Hi all,

Prove by induction that $\displaystyle \sum_{r=1}^n r(r!)$= (n+1)!-1

for all integers n>=1

Printable View

- Nov 5th 2009, 09:10 AMsirellwoodInduction Proof
Hi all,

Prove by induction that $\displaystyle \sum_{r=1}^n r(r!)$= (n+1)!-1

for all integers n>=1 - Nov 5th 2009, 01:52 PMDeadstar
Inductive base case.

Let n=1. Then you have for LHS

$\displaystyle \sum_{r=1}^1 r(r!) = 1(1!) = 1$

And RHS

(1+1)! - 1 = 2! - 1 = 2-1 = 1. So hold for n=1.

Assume it holds for n, i.e $\displaystyle \sum_{r=1}^n r(r!) = (n+1)! - 1$

Try to prove it works for n+1

So for n+1 we want to get $\displaystyle \sum_{r=1}^{n+1} r(r!) = ((n+1)+1)! - 1 = (n+2)! - 1$.

$\displaystyle \sum_{r=1}^{n+1} r(r!) = \sum_{r=1}^{n} r(r!) + (n+1)*(n+1)! = (n+1)! - 1 + (n+1)*(n+1)!$.

For the terms involving n take out a common factor of (n+1)! to get...

$\displaystyle (1+(n+1))*(n+1)! - 1 = (n+2)*(n+1)! - 1 = (n+2)! - 1$. which is what we wanted.
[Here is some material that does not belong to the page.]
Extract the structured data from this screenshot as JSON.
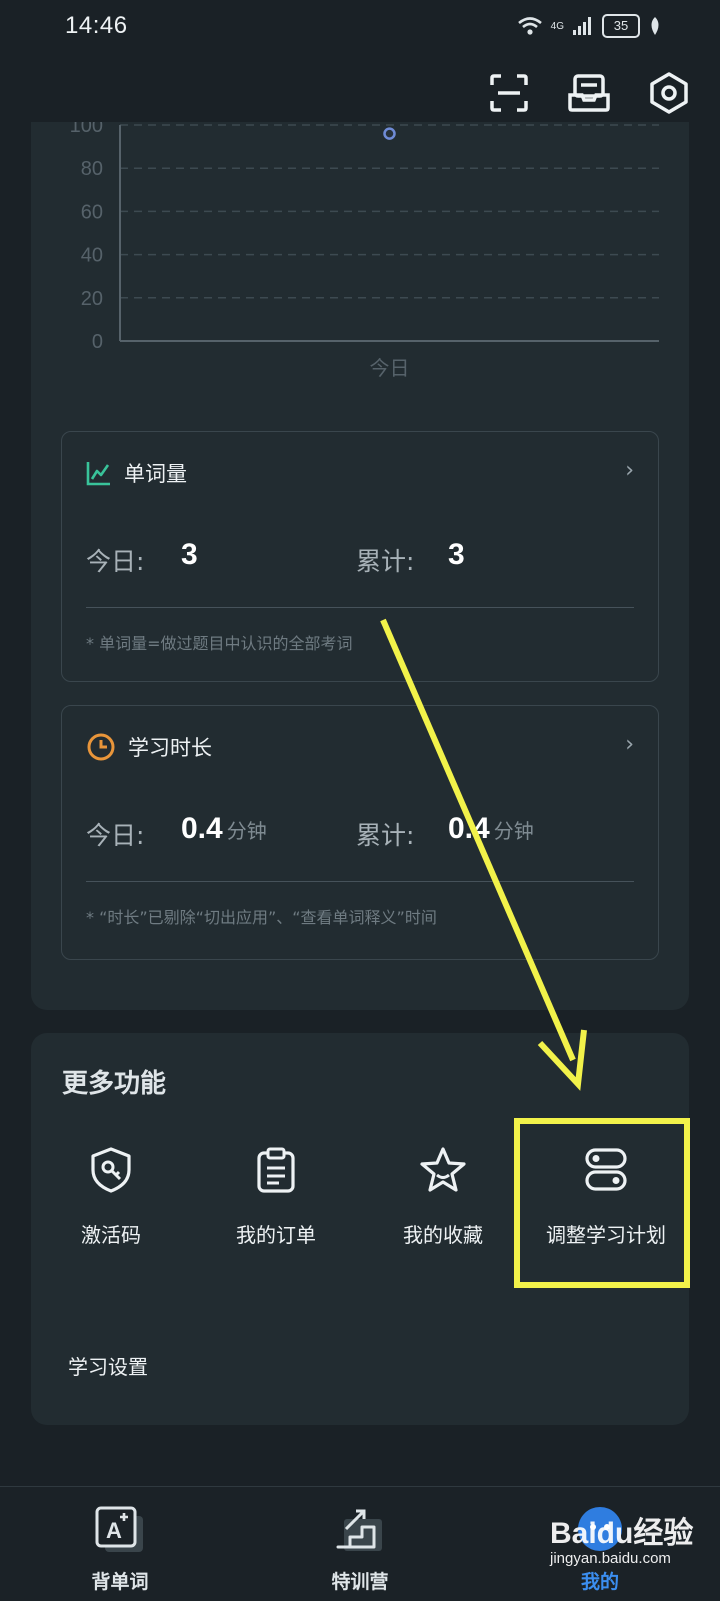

Hence by our inductive hypothesis the equality holds. - Nov 5th 2009, 02:35 PMsirellwood
Wow. Great answer, very clear. You probably won't beleive me but i was kind of halway there, i showed it held for n=1 but got confused half way through showing it holds for n+1!